Она была рада поездке с матерью, поскольку ее роман с Джоном, казалось, мог еще более отдалить их друг от друга. Джесси любила свою мать, но негативно относилась к тому, что Элизабет Бентон не проявляла интереса к кампаниям и борьбе мужа, не восхищалась победами сенатора Бентона, не страдала, когда он подвергался нападкам, и не работала с ним по ночам, не посвящала ему лучшие побуждения сердца и разума во имя его успехов.
От тетушек, дядюшек, бывших поклонников и особенно от бабушки Макдоуэлл она узнала, что ее мать была мягкой благородной девушкой-южанкой, любимицей Черри-Гроув.
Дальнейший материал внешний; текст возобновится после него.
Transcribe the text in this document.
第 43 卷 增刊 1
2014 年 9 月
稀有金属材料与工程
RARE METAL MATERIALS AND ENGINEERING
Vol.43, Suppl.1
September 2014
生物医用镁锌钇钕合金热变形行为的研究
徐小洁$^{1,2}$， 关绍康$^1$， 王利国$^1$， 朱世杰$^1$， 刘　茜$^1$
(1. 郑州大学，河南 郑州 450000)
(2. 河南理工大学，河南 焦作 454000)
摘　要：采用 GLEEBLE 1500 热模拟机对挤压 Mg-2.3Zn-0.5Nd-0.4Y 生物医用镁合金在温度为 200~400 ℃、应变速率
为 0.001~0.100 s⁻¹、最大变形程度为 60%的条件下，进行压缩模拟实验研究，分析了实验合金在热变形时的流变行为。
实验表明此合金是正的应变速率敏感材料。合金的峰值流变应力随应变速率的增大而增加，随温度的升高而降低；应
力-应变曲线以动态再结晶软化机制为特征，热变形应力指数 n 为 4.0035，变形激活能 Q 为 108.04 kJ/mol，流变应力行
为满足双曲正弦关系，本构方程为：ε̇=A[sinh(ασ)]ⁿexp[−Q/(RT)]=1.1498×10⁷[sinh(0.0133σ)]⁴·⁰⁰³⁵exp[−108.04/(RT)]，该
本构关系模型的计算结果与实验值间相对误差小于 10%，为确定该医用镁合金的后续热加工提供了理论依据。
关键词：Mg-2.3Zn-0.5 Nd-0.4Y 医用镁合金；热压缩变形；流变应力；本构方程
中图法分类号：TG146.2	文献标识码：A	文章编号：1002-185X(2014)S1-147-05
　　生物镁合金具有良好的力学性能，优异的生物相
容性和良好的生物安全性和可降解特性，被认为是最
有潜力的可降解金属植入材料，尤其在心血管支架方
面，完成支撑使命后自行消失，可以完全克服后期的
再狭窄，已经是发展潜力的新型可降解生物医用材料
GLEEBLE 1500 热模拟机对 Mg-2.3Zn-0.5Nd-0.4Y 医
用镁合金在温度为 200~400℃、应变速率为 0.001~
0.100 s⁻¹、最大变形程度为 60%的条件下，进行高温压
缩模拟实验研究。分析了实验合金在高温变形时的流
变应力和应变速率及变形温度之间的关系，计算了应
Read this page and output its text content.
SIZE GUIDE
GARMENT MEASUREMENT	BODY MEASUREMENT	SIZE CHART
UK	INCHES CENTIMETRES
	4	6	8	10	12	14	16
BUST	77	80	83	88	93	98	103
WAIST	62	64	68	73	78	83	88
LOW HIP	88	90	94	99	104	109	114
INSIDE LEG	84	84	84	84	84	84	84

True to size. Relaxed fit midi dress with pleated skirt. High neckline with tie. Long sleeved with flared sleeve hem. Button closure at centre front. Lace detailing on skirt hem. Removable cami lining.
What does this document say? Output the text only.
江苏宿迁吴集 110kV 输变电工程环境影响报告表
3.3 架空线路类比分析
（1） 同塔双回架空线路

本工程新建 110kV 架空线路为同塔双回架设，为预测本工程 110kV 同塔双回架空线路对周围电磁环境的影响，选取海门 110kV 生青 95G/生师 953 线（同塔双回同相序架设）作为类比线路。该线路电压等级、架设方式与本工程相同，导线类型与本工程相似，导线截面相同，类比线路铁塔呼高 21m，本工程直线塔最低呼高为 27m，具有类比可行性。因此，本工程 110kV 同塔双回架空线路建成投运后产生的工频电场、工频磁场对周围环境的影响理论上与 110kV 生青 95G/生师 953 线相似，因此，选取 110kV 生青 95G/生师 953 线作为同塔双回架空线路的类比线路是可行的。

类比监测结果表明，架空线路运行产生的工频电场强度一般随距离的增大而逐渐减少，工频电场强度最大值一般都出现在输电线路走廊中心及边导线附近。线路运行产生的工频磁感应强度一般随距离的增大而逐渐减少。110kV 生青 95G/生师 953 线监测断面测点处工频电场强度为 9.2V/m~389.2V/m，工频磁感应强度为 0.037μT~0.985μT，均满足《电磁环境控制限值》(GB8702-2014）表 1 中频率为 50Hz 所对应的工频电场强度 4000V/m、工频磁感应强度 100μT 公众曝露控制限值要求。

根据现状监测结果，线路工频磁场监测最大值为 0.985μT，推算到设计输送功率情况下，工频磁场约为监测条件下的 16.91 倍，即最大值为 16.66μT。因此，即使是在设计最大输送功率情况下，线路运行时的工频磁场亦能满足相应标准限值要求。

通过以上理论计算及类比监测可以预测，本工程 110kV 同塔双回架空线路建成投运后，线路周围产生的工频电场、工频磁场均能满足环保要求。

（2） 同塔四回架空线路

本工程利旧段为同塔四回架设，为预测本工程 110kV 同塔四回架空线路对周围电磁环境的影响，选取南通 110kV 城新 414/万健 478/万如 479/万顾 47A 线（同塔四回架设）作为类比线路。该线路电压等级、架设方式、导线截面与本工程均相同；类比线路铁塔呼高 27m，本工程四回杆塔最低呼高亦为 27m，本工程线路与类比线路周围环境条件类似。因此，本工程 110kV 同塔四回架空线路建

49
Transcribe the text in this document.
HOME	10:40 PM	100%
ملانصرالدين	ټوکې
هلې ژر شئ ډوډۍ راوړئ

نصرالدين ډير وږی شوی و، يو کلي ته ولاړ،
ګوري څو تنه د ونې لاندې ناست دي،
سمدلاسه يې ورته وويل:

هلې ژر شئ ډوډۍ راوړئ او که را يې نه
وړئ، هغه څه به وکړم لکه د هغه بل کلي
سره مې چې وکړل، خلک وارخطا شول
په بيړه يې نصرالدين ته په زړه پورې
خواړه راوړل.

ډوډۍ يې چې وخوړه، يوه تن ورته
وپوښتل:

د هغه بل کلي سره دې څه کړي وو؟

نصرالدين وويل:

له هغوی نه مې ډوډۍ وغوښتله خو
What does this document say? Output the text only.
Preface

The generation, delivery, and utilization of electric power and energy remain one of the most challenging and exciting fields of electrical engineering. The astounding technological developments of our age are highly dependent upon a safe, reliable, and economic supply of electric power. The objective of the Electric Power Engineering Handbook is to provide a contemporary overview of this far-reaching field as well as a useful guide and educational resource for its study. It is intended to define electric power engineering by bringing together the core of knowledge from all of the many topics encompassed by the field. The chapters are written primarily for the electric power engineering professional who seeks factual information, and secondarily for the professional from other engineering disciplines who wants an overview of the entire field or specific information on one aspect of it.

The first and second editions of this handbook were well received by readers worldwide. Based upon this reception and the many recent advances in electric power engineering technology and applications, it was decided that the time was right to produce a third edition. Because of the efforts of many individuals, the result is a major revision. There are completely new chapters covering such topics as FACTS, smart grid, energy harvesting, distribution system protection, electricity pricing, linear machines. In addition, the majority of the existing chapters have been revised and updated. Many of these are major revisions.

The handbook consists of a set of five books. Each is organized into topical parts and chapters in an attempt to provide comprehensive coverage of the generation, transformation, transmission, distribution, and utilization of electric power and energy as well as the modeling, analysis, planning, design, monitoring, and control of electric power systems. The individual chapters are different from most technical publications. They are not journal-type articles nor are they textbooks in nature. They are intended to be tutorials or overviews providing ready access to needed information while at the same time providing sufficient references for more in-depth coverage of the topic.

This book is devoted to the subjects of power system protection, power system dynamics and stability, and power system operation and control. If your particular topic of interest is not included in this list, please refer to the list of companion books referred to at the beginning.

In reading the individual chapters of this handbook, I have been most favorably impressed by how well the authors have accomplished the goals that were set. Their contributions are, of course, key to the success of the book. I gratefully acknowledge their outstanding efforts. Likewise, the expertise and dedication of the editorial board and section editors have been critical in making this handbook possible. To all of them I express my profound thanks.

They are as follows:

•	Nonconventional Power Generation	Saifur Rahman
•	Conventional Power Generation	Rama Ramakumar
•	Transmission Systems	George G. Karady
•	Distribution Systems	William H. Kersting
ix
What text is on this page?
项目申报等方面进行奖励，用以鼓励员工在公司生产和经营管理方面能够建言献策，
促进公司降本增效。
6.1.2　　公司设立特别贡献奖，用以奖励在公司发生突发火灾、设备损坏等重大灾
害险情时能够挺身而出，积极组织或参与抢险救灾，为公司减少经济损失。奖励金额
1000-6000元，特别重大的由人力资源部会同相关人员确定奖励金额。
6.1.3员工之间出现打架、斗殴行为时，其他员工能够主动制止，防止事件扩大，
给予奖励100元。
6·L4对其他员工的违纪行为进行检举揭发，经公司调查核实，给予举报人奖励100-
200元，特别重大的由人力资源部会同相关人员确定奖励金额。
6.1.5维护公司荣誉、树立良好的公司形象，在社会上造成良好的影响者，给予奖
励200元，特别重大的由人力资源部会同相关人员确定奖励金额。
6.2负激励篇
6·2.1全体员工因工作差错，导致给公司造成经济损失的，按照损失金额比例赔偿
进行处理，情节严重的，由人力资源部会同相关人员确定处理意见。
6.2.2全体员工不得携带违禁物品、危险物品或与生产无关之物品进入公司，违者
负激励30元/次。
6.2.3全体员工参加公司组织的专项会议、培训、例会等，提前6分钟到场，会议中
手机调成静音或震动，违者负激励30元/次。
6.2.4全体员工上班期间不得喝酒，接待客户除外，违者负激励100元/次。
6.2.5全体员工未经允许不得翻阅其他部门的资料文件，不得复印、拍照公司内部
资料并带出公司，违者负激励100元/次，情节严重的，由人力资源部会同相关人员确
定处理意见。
Ее комната была самой светлой в большом поместье, ее туалетный столик украшали серебряные канделябры, ее постель под балдахином была высоко набита перьями. У нее был небольшой, но приятный голос, и она развлекала ухажеров популярными балладами, аккомпанируя себе на клавесине.
Поначалу Джесси развлекали рассказы о том, как на протяжении шести лет шесть раз мать отклоняла предложения отца о свадьбе, но постепенно ее удивление переросло в возмущение. Где-то в глубине души она изумлялась, почему ее мать отвергла Томаса Гарта Бентона, когда он был всего лишь молодым адвокатом Сент-Луиса, и дала согласие, когда он стал первым сенатором от Миссури и вступил на стезю, которая сулила ему важную карьеру. Джесси не могла понять, как можно не любить в течение шести лет, а затем вдруг решить, что появилось достаточно любви, чтобы сочетаться браком. Для нее, как и для Томаса Бентона, не существовали ни искатели руки, ни долгие годы колебаний и сомнений, ни послабления в отношении человека и дела.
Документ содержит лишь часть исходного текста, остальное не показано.